The shrinking snowpack and destructive freeze-thaw cycles now common in winter are damaging roots and decreasing rates of nutrient and carbon uptake, according to the study, published Monday in the Proceedings of the National Academy of Sciences.
“Current models omit the full complexity of winter climate change effects,” warned the study authors, led by Emerson Conrad-Rooney of Boston University.
Temperate forests in the Northeast currently sequester about 20 percent of the area’s greenhouse gas emissions, the scientists noted. But a combination of warmer summers, decreased snowpack and multiple soil freeze-thaw cycles throughout the winters have shifted the status quo.
To understand what changes have occurred, the researchers charted the growth of red maples in the Hubbard Brook Experimental Forest in New Hampshire, from 2013-22.
In addition to setting up two reference plots, they arranged two plots where cables heated the soil by 5 degrees Celsius during growing season and where up to four freeze-thaw cycles occurred during winter.
By 2022, the scientists found that tree biomass — an indicator of carbon uptake — in the heated plots surged by 63 percent, in comparison to the unheated reference plots. They linked this rise to an increase in nitrogen uptake during photosynthesis.
However, when plots were subjected to freeze-thaw cycles in the winter, their biomass only rose by 31 percent — a probable result of root damage from freezing and thawing. That cycle, the authors explained, can harm tree roots and reduce their nutrient absorption, while also hampering carbon uptake during photosynthesis.

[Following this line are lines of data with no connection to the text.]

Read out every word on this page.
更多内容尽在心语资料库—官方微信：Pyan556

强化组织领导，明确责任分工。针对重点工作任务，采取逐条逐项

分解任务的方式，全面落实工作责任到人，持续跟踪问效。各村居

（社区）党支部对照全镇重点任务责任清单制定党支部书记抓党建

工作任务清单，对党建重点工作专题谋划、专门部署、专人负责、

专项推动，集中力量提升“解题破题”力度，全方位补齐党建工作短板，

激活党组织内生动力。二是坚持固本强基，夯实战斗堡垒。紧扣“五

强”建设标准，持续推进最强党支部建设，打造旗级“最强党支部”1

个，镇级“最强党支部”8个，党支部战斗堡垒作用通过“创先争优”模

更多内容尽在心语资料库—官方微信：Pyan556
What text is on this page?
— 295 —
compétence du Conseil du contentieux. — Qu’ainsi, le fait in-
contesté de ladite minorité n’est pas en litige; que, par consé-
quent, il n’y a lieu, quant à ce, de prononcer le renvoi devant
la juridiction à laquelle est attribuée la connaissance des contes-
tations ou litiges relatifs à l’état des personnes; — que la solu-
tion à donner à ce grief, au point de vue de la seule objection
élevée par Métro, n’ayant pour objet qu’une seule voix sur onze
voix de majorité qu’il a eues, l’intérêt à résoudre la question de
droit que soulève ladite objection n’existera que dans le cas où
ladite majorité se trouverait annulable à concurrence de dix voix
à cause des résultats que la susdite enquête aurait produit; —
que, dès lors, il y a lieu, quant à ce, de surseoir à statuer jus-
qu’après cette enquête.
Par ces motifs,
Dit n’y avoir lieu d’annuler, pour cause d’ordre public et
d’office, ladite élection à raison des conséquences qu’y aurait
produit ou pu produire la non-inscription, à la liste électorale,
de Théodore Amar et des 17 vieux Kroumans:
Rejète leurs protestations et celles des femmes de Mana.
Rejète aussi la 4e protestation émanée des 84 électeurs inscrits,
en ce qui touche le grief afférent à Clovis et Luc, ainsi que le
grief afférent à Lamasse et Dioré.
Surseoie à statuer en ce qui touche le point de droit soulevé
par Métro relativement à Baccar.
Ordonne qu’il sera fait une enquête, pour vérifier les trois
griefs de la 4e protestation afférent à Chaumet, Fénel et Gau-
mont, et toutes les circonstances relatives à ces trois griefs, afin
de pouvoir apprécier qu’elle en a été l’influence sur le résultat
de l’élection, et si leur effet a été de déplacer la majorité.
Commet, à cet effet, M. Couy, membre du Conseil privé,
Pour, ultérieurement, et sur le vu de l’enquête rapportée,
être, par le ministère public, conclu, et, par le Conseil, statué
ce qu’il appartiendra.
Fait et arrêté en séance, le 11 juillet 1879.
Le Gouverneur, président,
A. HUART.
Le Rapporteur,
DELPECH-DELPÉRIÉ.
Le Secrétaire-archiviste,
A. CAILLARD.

By failing to account for the negative impacts of winter climate change and focusing on the positives of warming on carbon storage, today’s Earth system models likely overestimate the abilities of temperate forests to store carbon, according to the study.
“Our findings highlight the important connections between climate change across seasons and northern temperate forest ecosystem processes and demonstrate the critical need to account for the effects of climate change,” the researchers concluded.
That accounting, they continued, must occur during both the growing and winter seasons, in order to accurately gauge the potential of temperate forests to serve as carbon sinks.
Gaining a better understanding of this issue, the researchers added, will help improve models and “inform policies for decarbonization and the use of nature-base solutions to climate change.”